Dans sa réponse, Mme de Custine essaya sans doute d'une diversion et rejeta probablement les torts sur une personne qu'elle craignait de se voir préférer et dont la perfidie aurait machiné cette dénonciation. La seconde lettre de Chateaubriand ne fut pas moins digne et moins noble que la première:
Il ne s'agit pas de comparaison, car je ne vous compare à personne, et je ne vous préfère personne. Mais vous vous trompez si vous croyez que je tiens ce que je vous ai dit de celle que vous soupçonnez. Si je le tenais d'elle, je pourrais croire que la chose n'est pas encore publique; or ce sont des gens qui vous sont étrangers qui m'ont averti des bruits qui couraient. Il me serait encore fort égal, et je ne m'en cacherais pas, qu'on dit que je vous ai demandé un service. Mais ce sont les circonstances qu'on ajoute à cela qui sont si odieuses que je ne voudrais pas même les écrire et que mon cœur se soulève en y pensant. Vous vous êtes fort trompée si vous avez cru que Madame... m'ait jamais rendu des services dans le genre de ceux dont il s'agit[452]; c'est moi, au contraire, qui ai eu le bonheur de lui en rendre. J'ai toujours cru, au reste, que vous avez eu tort de me refuser. Dans votre position, rien n'était plus aisé que de vous procurer le peu de chose que je vous demandais; j'ai vingt amis pauvres qui m'eussent obligé poste pour poste, si je ne vous avais donné la préférence. Si jamais vous avez besoin de mes faibles ressources, adressez-vous à moi et vous verrez si mon indigence me servira d'excuse.

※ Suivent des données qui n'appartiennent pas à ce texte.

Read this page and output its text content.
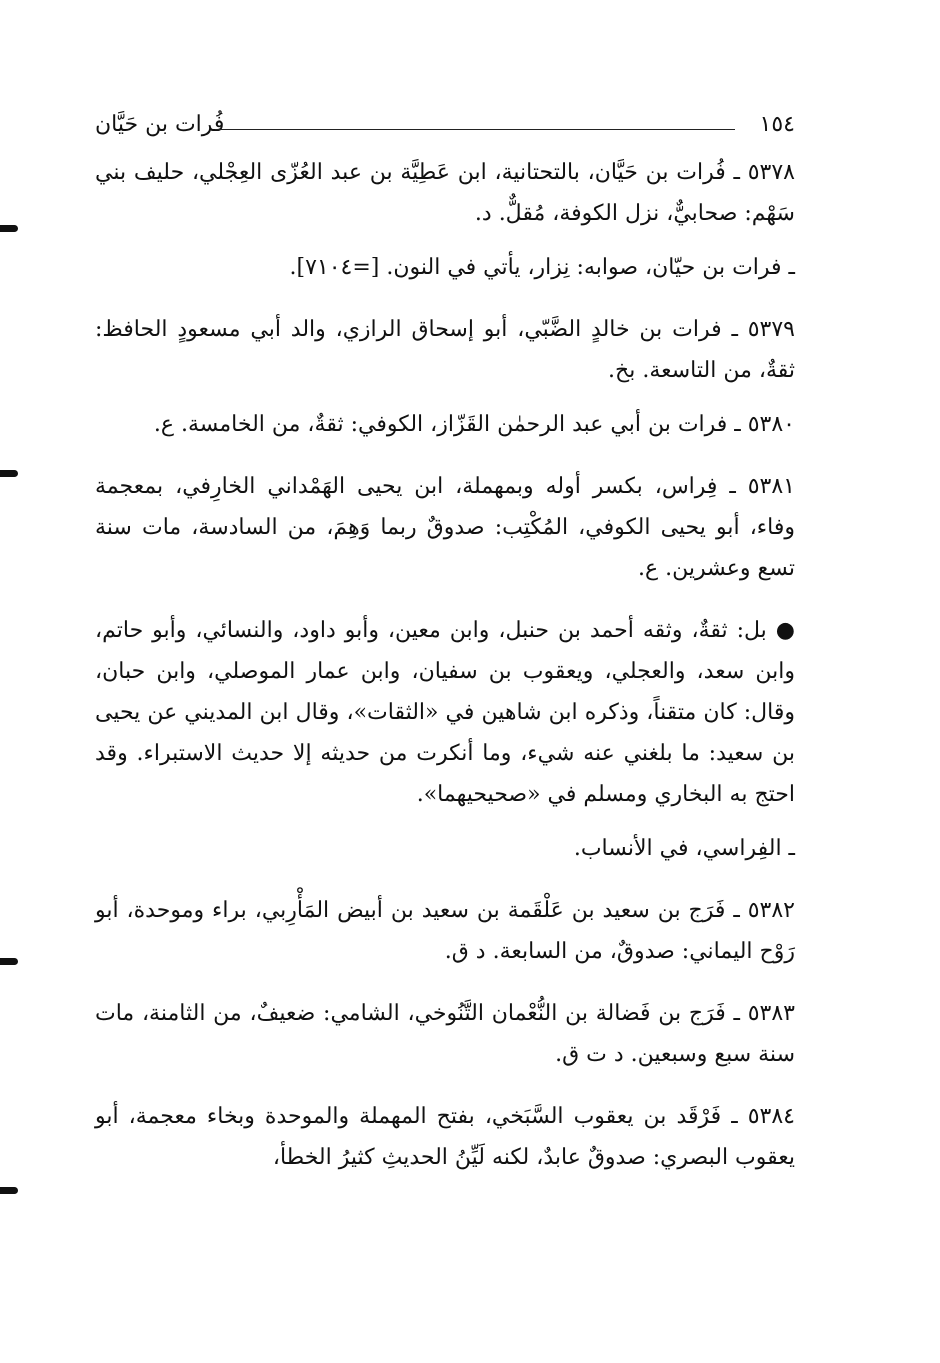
فُرات بن حَيَّان	١٥٤

٥٣٧٨ ـ فُرات بن حَيَّان، بالتحتانية، ابن عَطِيَّة بن عبد العُزّى العِجْلي، حليف بني سَهْم: صحابيٌّ، نزل الكوفة، مُقلٌّ. د.

ـ فرات بن حيّان، صوابه: نِزار، يأتي في النون. [=٧١٠٤].

٥٣٧٩ ـ فرات بن خالدٍ الضَّبّي، أبو إسحاق الرازي، والد أبي مسعودٍ الحافظ: ثقةٌ، من التاسعة. بخ.

٥٣٨٠ ـ فرات بن أبي عبد الرحمٰن القَزّاز، الكوفي: ثقةٌ، من الخامسة. ع.

٥٣٨١ ـ فِراس، بكسر أوله وبمهملة، ابن يحيى الهَمْداني الخارِفي، بمعجمة وفاء، أبو يحيى الكوفي، المُكْتِب: صدوقٌ ربما وَهِمَ، من السادسة، مات سنة تسع وعشرين. ع.

● بل: ثقةٌ، وثقه أحمد بن حنبل، وابن معين، وأبو داود، والنسائي، وأبو حاتم، وابن سعد، والعجلي، ويعقوب بن سفيان، وابن عمار الموصلي، وابن حبان، وقال: كان متقناً، وذكره ابن شاهين في «الثقات»، وقال ابن المديني عن يحيى بن سعيد: ما بلغني عنه شيء، وما أنكرت من حديثه إلا حديث الاستبراء. وقد احتج به البخاري ومسلم في «صحيحيهما».

ـ الفِراسي، في الأنساب.

٥٣٨٢ ـ فَرَج بن سعيد بن عَلْقَمة بن سعيد بن أبيض المَأْرِبي، براء وموحدة، أبو رَوْح اليماني: صدوقٌ، من السابعة. د ق.

٥٣٨٣ ـ فَرَج بن فَضالة بن النُّعْمان التَّنُوخي، الشامي: ضعيفٌ، من الثامنة، مات سنة سبع وسبعين. د ت ق.

٥٣٨٤ ـ فَرْقَد بن يعقوب السَّبَخي، بفتح المهملة والموحدة وبخاء معجمة، أبو يعقوب البصري: صدوقٌ عابدٌ، لكنه لَيِّنُ الحديثِ كثيرُ الخطأ،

Mais laissons tout cela, vous savez si jusqu'à présent j'avais gardé le silence, et si, bien que blessé au fond du cœur, je vous en avais laissé apercevoir la moindre chose, tant était loin de ma pensée tout ce qui aurait pu vous causer un moment de peine ou d'embarras. C'est la première et la dernière fois que je vous parlerai de ces choses-là. Je n'en dirai pas un mot à la personne, soit que cela vienne d'elle ou non. Le moyen de faire vivre une pareille affaire est d'y attacher de l'importance et de faire du bruit; cela mourra de soi-même comme tout meurt en ce monde. Les calomnies sont devenues pour moi des choses toutes simples; on m'y a si fort accoutumé que je trouverais presque étrange qu'il n'y en eût pas toujours quelques-unes de répandues sur mon compte.